Neil Lennon hit back at Walter Smith for suggesting the Parkhead club initiated a controversy-filled season by questioning the authority of match officials.
Smith‘s last game in charge of Rangers was last Sunday’s 5-1 win over Kilmarnock at Rugby Park which secured the Clydesdale Bank Premier League title by one point from their Old Firm rivals.
The 63-year-old began his retirement by claiming he was pleased to be leaving Scottish football, believing Celtic’s fractious relationships with both match officials and the Scottish Football Association overshadowed the whole season.
But Lennon told the Daily Record: “I think he’s wrong, he’s totally wrong.”
Earlier in the week Celtic defender Mark Wilson had also disputed Smith’s claims saying: “We were right to defend ourselves in the way we did.”
Wilson referred back to the infamous October 17 clash at Dundee United, when Celtic had a penalty controversially rescinded in their 2-1 win and the subsequent fallout led to referee Dougie McDonald admitting he had lied to Lennon.
McDonald eventually resigned which set off a chain of events leading to a strike in November by Scottish officials.
Asked what he thought of Smith’s comments, Lennon said: “I don’t think a lot of it at all. I was disappointed by it.
“He could have spoken to me about it first. He had plenty of opportunities to do that. I didn’t think there was any real need for it either. Mark Wilson hit the nail on the head earlier this week.
“Listen, I went to the referee’s room and the guy didn’t tell me the truth. Then his assistant came out two days later and blew the whistle on him. I didn’t, our club didn’t. They did.
“Then there were cover-ups and non-truths. It led me to think, ’Well, I’m not the first Celtic manager not to be told the truth.’

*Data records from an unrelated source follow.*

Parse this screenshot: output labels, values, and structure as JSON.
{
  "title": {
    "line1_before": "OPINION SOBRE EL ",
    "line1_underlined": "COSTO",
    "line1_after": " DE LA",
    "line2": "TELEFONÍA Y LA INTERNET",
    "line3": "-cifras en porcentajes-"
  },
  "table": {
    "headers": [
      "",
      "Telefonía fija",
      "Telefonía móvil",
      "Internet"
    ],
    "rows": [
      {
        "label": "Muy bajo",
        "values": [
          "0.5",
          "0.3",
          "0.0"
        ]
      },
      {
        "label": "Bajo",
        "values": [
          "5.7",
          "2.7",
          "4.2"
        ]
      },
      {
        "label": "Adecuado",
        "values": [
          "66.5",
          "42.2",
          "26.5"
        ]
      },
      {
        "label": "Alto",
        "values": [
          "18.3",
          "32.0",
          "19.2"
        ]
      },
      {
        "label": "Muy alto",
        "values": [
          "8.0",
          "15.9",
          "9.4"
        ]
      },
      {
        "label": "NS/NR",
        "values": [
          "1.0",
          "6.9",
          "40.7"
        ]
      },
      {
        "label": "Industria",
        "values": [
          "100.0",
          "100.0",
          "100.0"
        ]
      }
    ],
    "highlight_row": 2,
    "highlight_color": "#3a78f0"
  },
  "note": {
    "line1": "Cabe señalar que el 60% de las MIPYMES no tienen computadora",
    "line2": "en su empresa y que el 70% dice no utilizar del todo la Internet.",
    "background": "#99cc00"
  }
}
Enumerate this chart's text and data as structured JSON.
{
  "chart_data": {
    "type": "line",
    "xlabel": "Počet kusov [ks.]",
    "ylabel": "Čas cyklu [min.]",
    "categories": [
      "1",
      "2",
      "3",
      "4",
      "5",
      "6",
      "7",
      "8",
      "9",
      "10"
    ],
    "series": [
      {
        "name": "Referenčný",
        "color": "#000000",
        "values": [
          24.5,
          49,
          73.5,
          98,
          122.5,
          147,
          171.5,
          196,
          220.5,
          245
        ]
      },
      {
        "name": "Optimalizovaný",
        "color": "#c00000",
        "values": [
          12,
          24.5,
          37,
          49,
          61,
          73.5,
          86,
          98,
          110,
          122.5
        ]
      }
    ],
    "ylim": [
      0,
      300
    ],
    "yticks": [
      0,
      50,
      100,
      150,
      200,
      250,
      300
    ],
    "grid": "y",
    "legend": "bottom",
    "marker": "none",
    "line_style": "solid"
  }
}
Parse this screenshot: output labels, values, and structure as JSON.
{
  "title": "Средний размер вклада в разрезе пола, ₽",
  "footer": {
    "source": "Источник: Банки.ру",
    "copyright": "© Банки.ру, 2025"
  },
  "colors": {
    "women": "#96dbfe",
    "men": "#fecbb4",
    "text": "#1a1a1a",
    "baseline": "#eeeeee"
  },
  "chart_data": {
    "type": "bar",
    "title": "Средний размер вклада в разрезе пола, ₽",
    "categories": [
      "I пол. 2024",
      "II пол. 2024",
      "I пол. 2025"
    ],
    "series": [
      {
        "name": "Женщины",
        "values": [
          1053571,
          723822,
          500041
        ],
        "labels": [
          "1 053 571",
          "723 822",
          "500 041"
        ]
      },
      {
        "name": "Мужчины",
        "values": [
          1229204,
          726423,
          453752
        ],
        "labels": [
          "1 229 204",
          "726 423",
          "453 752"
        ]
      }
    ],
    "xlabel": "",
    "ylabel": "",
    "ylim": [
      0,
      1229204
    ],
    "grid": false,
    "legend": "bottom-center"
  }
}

“You know, I wasn’t even going to go in to the room that day. It was the SPL match delegate who told me to go in and get a clarification on it.
“Again, our club were just looking for transparency. I don’t think that’s a lot to ask for. I mean, you being lied to.
“It’s not even a major lie, but it just grew and grew and grew into something they created themselves.”
Lennon refused to accept the implication that he personally was to blame.
“Have I done that?” he said. “Have I fuelled it? What set the tone? So if another manager had gone in and the whole thing got exposed, would they be pleased about it? Would they?”
Lennon insists he will continue to fight for what be believes is right.
“If I see unfairness or something I don’t think is right, then I will speak up about it,” he said. “I don’t see anything wrong with that. If any other manager wants to do it for his club, then I don’t see anything wrong with that either.
“If I get criticised for it, fine. You get criticised for doing things as the Celtic manager anyway. You’re damned if you do and damned if you don’t.”